An overarching theme in Ravi Prakash’s research is his endeavour to take advantage of the existence of universal behaviour in polymer solutions, independent of the chemistry of the
monomer. His fundamental contribution to solution rheology has been to show how universality can be exploited to make quantitative predictions with Brownian dynamics simulations,
based on simple coarse-grained models for the polymer, and to interpret experimental observations with the help of scaling theories to produce master plots that collapse rheological
data for a variety of systems. The central elements that underpin these contributions are his introduction of a methodology to treat the quality of a solvent, and the technique for
obtaining parameter free predictions, both at equilibrium and in shear and extensional flows. By introducing the successive fine-graining technique, he has shown that excellent
agreement with a number of different experimentally measured properties can be obtained, independent of the choice of model parameters, such as the conformational evolution of
single DNA molecules undergoing planar extensional flow in a cross-slot device, and theextensional viscosities of dilute polystyrene, and DNA solutions subjected to
uniaxial extensional flow.
He has determined the theta temperature and the solvent quality of DNA solutions with the help of light scattering experiments, and has established that the behaviour of DNA solutions
is universal – thereby validating the widespread use of DNA as a model polymer in rheology.
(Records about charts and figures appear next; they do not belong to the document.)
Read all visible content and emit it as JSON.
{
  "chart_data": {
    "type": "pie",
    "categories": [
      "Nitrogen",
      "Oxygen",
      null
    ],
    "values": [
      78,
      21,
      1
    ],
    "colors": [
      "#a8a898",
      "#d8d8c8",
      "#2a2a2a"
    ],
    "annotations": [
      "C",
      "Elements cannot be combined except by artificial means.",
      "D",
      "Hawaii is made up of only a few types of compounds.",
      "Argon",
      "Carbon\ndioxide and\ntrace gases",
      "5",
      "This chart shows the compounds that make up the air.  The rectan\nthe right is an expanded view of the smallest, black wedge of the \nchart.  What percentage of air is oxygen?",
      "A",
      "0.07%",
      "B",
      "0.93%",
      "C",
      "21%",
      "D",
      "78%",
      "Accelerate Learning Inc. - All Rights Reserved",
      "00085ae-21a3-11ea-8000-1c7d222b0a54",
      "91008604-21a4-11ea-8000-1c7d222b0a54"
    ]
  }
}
His recent experimental observations and computer simulations have revealed universal aspects of semidilute polymer solution behaviour that were previously unknown. The scaling arguments
that he has formulated, which have identified the proper scaling variables that lead to data collapse for equilibrium and non-equilibrium properties, have transformed our understanding of
semidilute polymer solution rheology.